Days before having a stroke, Gwendolyn Jackson felt that something was wrong.
“I started having rapid heartbeats,” said Jackson, 42, a freelance journalist. “I would get dizzy when I stood up. I also started having shortness of breath.”
But like many people, Jackson ignored the signs. In fact, a recent study by the University of Alabama showed that more than half of Americans experiencing stroke-like symptoms do not seek medical attention.
Because Jackson ignored the signs, she collapsed one day while using a public bathroom
“I was coherent, but all of a sudden, I couldn’t talk,” she said.
Fortunately, someone saw her on the bathroom floor and called 911.

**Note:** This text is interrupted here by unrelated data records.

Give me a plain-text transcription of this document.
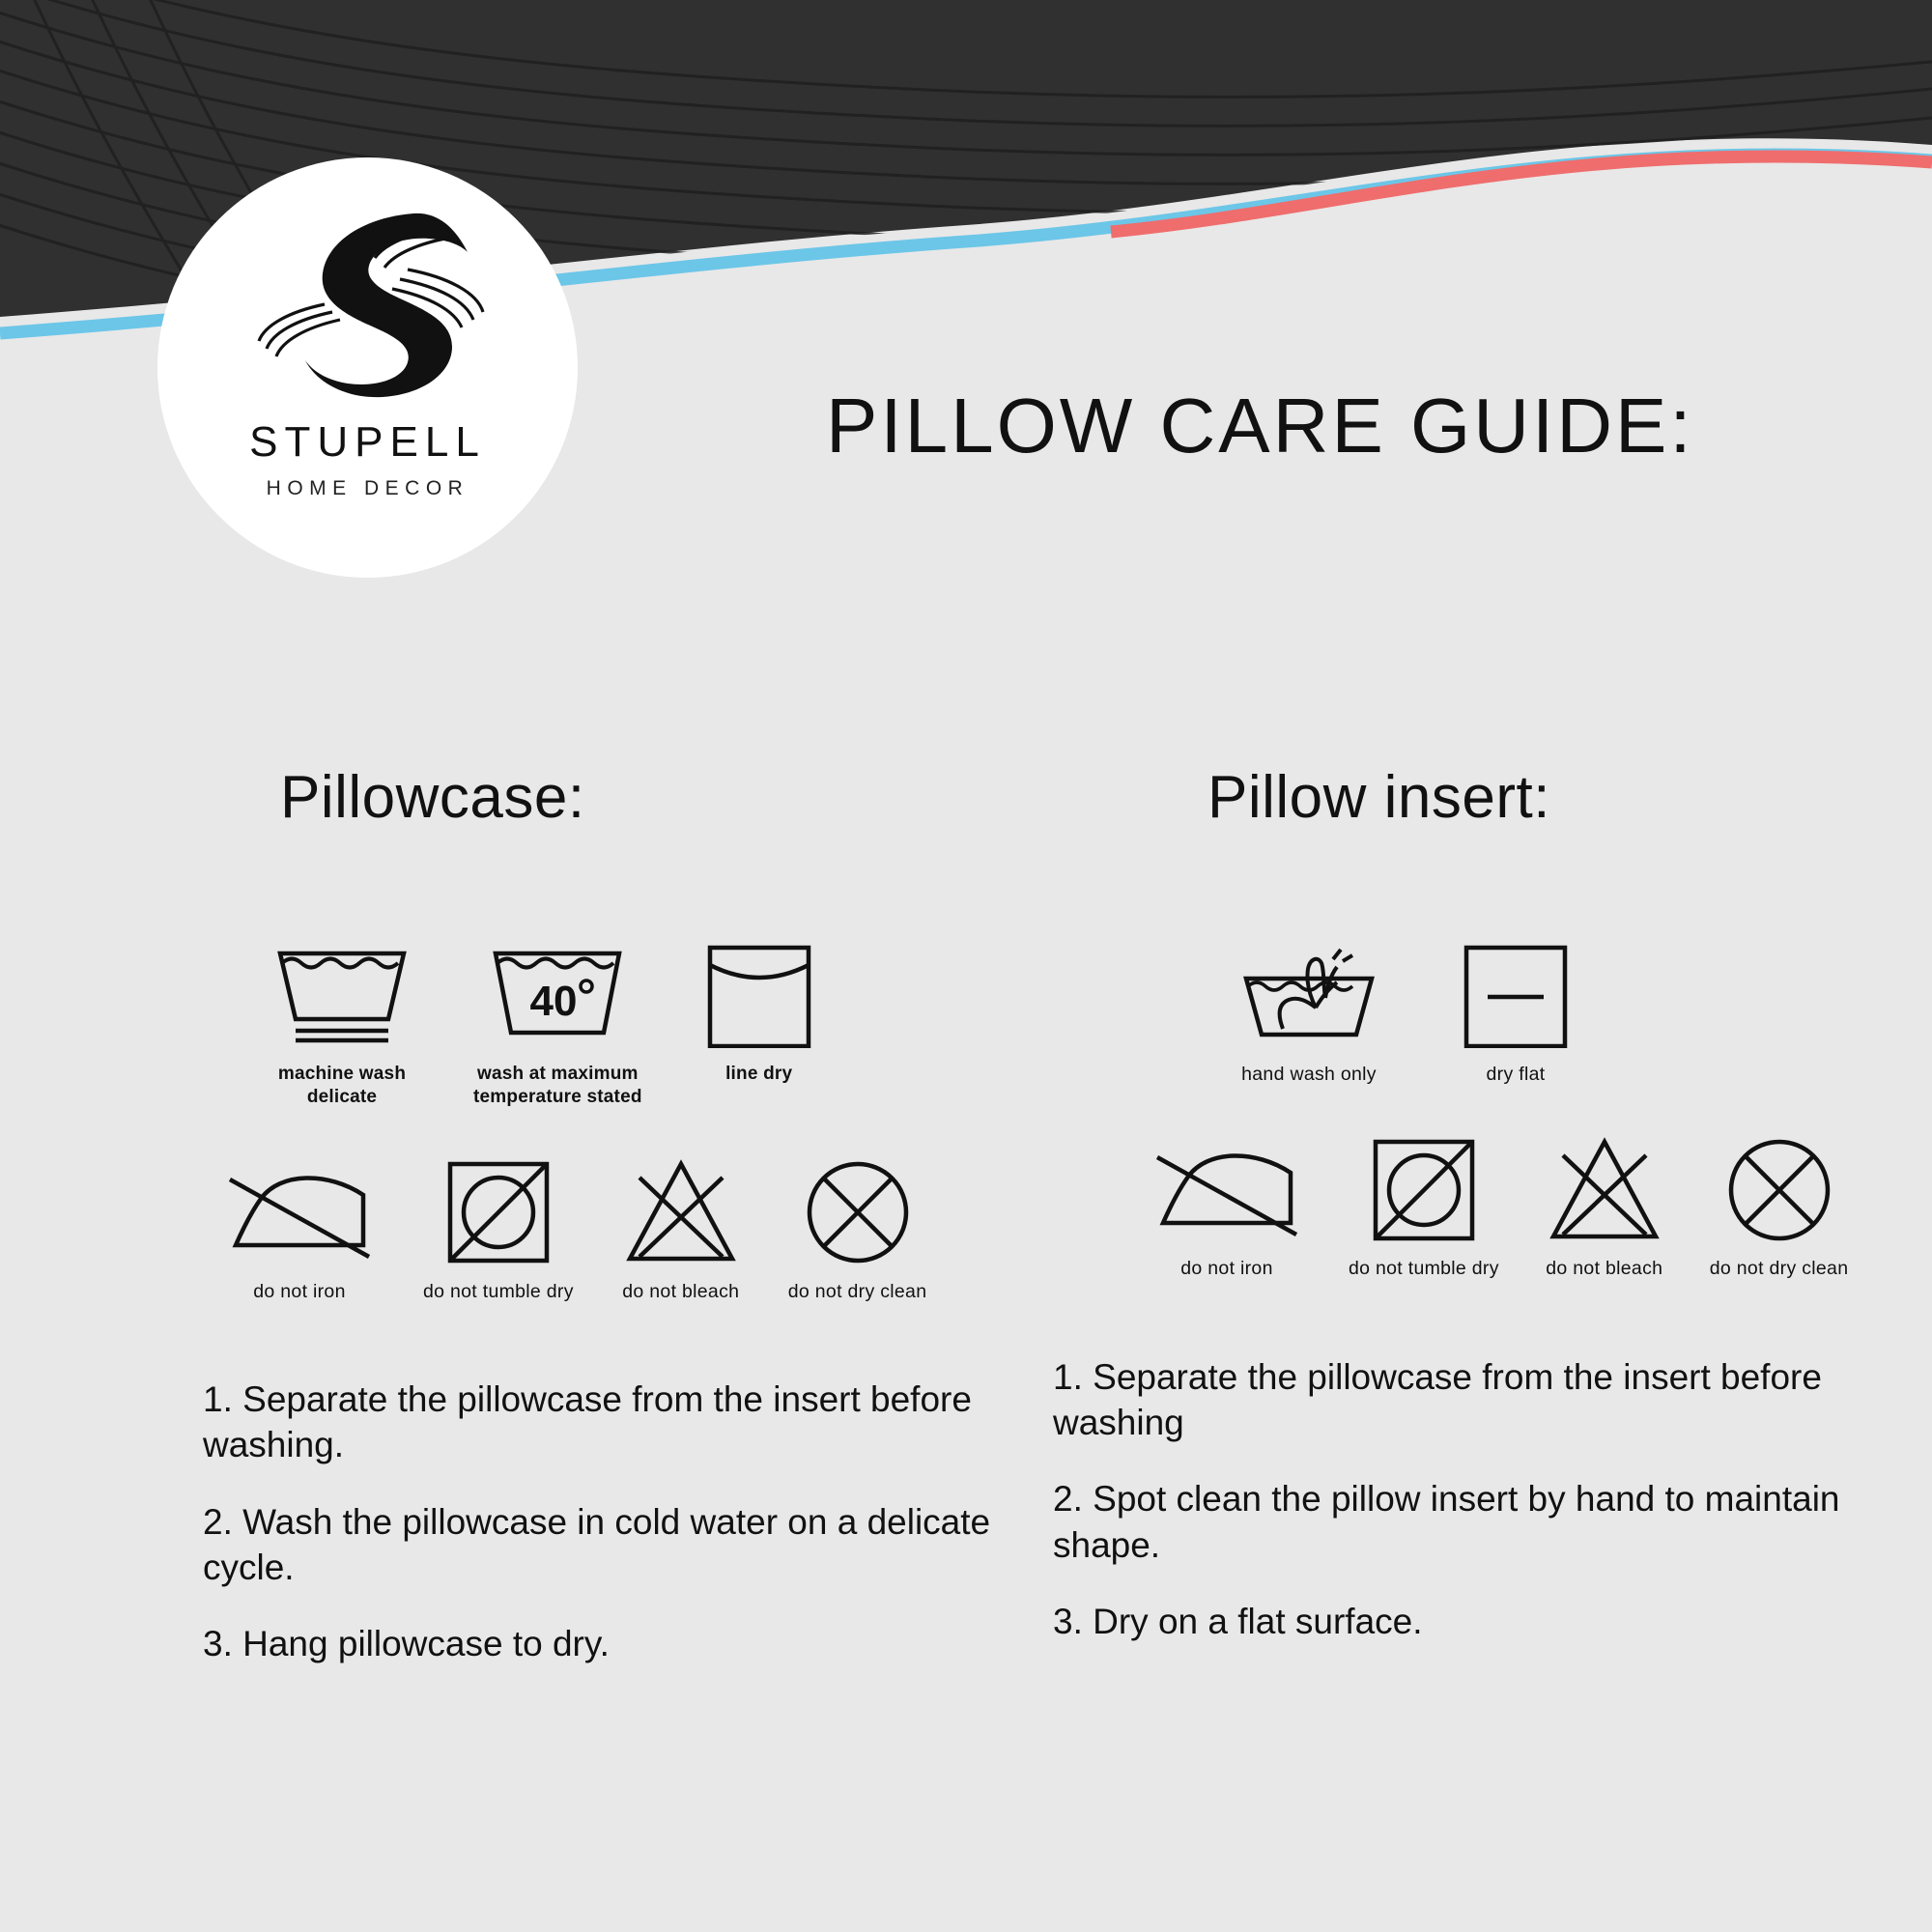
STUPELL
HOME DECOR
PILLOW CARE GUIDE:
Pillowcase:
machine wash
delicate
40
wash at maximum
temperature stated
line dry
do not iron	do not tumble dry	do not bleach	do not dry clean
1. Separate the pillowcase from the insert before washing.
2. Wash the pillowcase in cold water on a delicate cycle.
3. Hang pillowcase to dry.
Pillow insert:
hand wash only	dry flat
do not iron	do not tumble dry do not bleach do not dry clean
1. Separate the pillowcase from the insert before washing
2. Spot clean the pillow insert by hand to maintain shape.
3. Dry on a flat surface.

Jackson was rushed to Jackson Memorial Hospital, where she was treated for a stroke.
Later she learned that her stroke stemmed from a clotting disorder.
“Doctors at Jackson removed the clot, and I am so grateful,” she said.
Jackson suffered some lasting effects from the stroke, which affected the left side of her brain that controls speech. She now stutters a bit and struggles to complete sentences. The stroke also caused Jackson to lose some function in her right arm and leg.
To help with her recovery, Jackson is receiving speech, recreational and physical therapy at Jackson Rehabilitation Hospital, where she works closely with a comprehensive team of therapists who are specially trained to rehabilitate patients who have suffered strokes and other traumatic brain injuries.
“We provide physical, cognitive and occupational and emotional therapy,” said Kelly Messett, a recreation therapist at Jackson Rehabilitation Hospital. “We teach our patients how to return to everyday activities so they can go home and be as independent as possible.”
Jackson says she has noticed significant progress in her rehabilitation.
“The therapists at Jackson Rehabilitation Hospital are the best,” she said. “They understand what the patients are going through. They have helped me a lot, and I am moving a lot better since I’ve come here.”
Now Jackson is fighting back, putting in the hard work that it takes to successfully restore her independence after a stroke.
Still, she hasn’t forgotten how she got here and is determined to educate others on the early warning signs that she let slip by – shortness of breath, rapid heartbeats, and dizziness. Her advice to others about strokes: “Don’t ignore the signs and symptoms. Don’t ignore your body when you think something is wrong. Seek medical help immediately.”